Social Responsibility — with Interest

Social Responsibility — with Interest


A commitment to affordable housing and wealth-building in minority communities led Natalie Hunter (’20) to earn an MBA

Natalie Hunter’s (’20) interest in affordable housing began during her undergraduate days at Wesleyan University. While double-majoring in African American Studies and Spanish, she began to develop an interest in the causes of housing discrimination, redlining and other inequities facing minority communities. After graduation, she worked at J.P. Morgan on regulatory compliance, specifically, the Volcker Rule that emerged from the sub-prime housing crisis.

More and more corporate CEOs acknowledge an obligation to recognize the value of social responsibility while pursuing profits. “It doesn’t have to be a forfeiture of a potentially wealth-building career.”

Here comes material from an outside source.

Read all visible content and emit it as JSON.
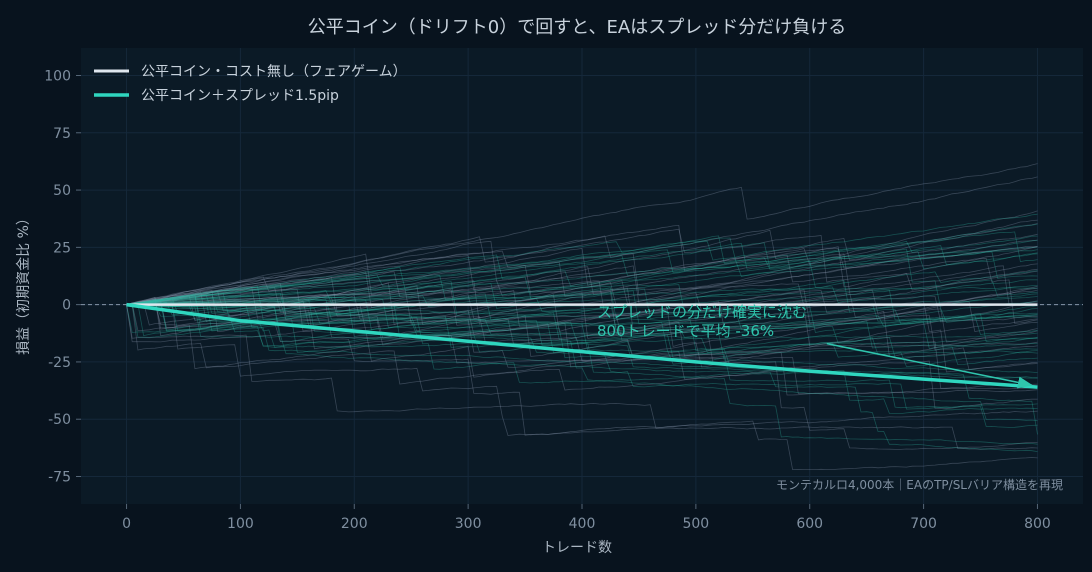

“I started to think more about social impact investing and had to define what that meant for me,” Hunter says. She homed in on community development and affordable housing and began thinking about how she could make an impact in those arenas. “A lot of those jobs required graduate level degrees, so I started considering an MBA,” Hunter says. “I saw that Anderson specifically had the UCLA Ziman Center for Real Estate, and a lot of great resources through that. And that’s kind of how I ended up here.” Hunter enrolled at Anderson as a Consortium Fellow and has also become a Howard and Irene Levine Distinguished Fellow, awarded to second-year students interested in pursuing careers related to affordable housing and low income housing.

Hunter is effusive in her praise for the Ziman Center’s resources, especially the Levine Distinguished Fellows Program. “The program has been really great,” she says. In describing a recent connection she made through Ziman to Ayako Utsumi, an affordable housing consultant who moderated a panel at the Southern California Association of Non-Profit Housing (SCANPH) annual conference in 2019, Hunter’s enthusiasm is palpable.

“Her whole argument is that care coordination, including social services programs that help vulnerable populations really stay on their feet and manage all aspects of their lives, needs to be more coordinated. As [services] exist currently, they’re very siloed because of the way we’re reimbursed by the government through different programs,” Hunter explains. “So they’re trying to propose a more sustainable way of financing care coordination within nonprofit housing.”

“The Ziman Center is fully committed to addressing the issues surrounding affordable housing in California through dedicated curriculum, research and public education forums,” says Tim Kawahara, executive director of the Ziman Center. “Natalie has taken full advantage of these resources, including access to professionals who are working in affordable housing development. She’s shown a real dedication to making a difference in the community, taking the business skills she’s developed at Anderson and directly applying them in an effort to impact the biggest housing crisis the state has ever seen. She’s got the entrepreneurial spirit of Anderson and a desire to apply that spirit to a worthy social issue.”

Hunter’s desire to earn an MBA is rooted in an effort to learn more about the financial side of business, a complement to her undergraduate liberal arts degree. She chose Anderson not only because of the opportunities provided by the Ziman Center, but the chance to take courses at UCLA’s Luskin School of Public Affairs. “I knew I’d be able to get the best of both worlds,” she says. “I knew that I wanted to strengthen my quantitative skills and felt that I could get the qualitative side from experience and from taking classes through Luskin.

“To be honest, a major incentive [to pursuing an MBA] was my Consortium fellowship. I have a full scholarship to attend the program. I really love the Consortium cohort, it’s been a huge support system to me here. We all come from different walks of life and have very different professional interests, but it’s been a really solid group,” Hunter says, adding that the support she’s received from the staff of the Parker Career Management Center has been a “huge help many times.”

What else has she loved about her time at Anderson? “L.A. in general — I really love that taco trucks are readily available.”

As more and more corporate CEOs acknowledge an obligation to recognize the value of social responsibility while pursuing profits, Hunter is forthright about her own career goals as she weighs a few options and opportunities in Los Angeles and New York City. “That [point of view is] becoming more and more common, which is great from the perspective of someone who wants to do well financially and also do well for the community,” Hunter says of a career focused on social reform. “It doesn’t have to be a forfeiture of a potentially wealth-building career, which is definitely something that I think about frequently, because building wealth — especially in minority communities — is something that’s really personally important to me.”